Most recently, he’s been focused on the “smart grid.” This is an envisioned upgrade to the existing electricity network, and it involves the use of various technologies—smart monitors and sensors, communications, and advanced software and hardware to control the network, which in the United States is run from 130-odd control centers around the country. The goal is to more efficiently and reliably regulate power usage, and Berst says the smart-energy industry is following roughly the same evolution as telecommunications. Now, because of the growing amount of data to be managed, corporations like Microsoft and Oracle have entered the arena. And the main hurdles to adoption are bureaucratic, not technical.
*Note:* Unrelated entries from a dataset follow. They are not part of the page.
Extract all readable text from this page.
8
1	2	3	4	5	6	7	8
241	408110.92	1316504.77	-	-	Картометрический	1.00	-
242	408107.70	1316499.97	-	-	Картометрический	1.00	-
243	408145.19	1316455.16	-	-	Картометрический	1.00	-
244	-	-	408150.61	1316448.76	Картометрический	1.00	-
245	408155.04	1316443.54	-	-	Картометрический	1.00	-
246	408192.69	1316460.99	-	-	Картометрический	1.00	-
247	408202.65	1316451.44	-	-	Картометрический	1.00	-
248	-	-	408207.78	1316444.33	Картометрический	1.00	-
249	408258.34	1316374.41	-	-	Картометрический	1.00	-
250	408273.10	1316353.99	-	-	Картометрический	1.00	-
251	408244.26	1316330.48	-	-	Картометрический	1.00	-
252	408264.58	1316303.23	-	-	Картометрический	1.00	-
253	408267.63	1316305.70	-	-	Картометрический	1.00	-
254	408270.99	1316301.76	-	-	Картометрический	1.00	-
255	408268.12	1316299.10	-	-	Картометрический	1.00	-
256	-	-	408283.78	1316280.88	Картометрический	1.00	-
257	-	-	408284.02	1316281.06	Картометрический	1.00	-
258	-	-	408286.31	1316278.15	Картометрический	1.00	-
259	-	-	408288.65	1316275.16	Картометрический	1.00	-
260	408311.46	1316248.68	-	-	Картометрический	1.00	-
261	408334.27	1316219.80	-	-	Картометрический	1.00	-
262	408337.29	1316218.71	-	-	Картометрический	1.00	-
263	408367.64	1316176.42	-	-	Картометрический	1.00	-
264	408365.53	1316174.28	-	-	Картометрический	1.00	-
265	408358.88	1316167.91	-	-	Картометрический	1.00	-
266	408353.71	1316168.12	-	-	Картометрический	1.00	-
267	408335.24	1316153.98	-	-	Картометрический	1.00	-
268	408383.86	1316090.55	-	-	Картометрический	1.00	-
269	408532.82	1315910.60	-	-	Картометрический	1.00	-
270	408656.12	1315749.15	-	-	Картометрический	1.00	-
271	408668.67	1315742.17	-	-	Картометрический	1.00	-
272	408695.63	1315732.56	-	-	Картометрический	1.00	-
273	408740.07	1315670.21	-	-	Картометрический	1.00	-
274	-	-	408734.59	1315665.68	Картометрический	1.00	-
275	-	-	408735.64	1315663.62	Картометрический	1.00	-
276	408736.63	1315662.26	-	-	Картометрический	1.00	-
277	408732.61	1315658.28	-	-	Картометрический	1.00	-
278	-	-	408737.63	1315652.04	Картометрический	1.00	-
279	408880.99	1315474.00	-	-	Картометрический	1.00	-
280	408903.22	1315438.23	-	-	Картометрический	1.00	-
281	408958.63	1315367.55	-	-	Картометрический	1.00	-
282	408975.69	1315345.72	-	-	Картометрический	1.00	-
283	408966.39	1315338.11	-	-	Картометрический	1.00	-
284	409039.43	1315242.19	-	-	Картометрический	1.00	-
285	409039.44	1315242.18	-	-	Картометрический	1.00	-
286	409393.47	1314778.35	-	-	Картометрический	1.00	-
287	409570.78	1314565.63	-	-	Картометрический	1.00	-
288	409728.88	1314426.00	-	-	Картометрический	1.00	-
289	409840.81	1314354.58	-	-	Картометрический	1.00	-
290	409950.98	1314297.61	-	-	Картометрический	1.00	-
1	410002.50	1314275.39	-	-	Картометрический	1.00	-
“Most of our projects are in places like Hawaii and New Mexico, places that are more progressive and aggressive about energy,” Berst says. (This was surprising—I had thought the Northwest was pretty progressive in terms of energy.) In his research consultancy duties, Berst says the key question is, where is the money in cleantech? Corporations, banks, and agencies want to know, should we get into the sector? He is currently advising several startup companies, still in stealth mode; the most recent (“today was our first day,” he says) is looking into building smart-energy infrastructure at the community level, in places like resorts.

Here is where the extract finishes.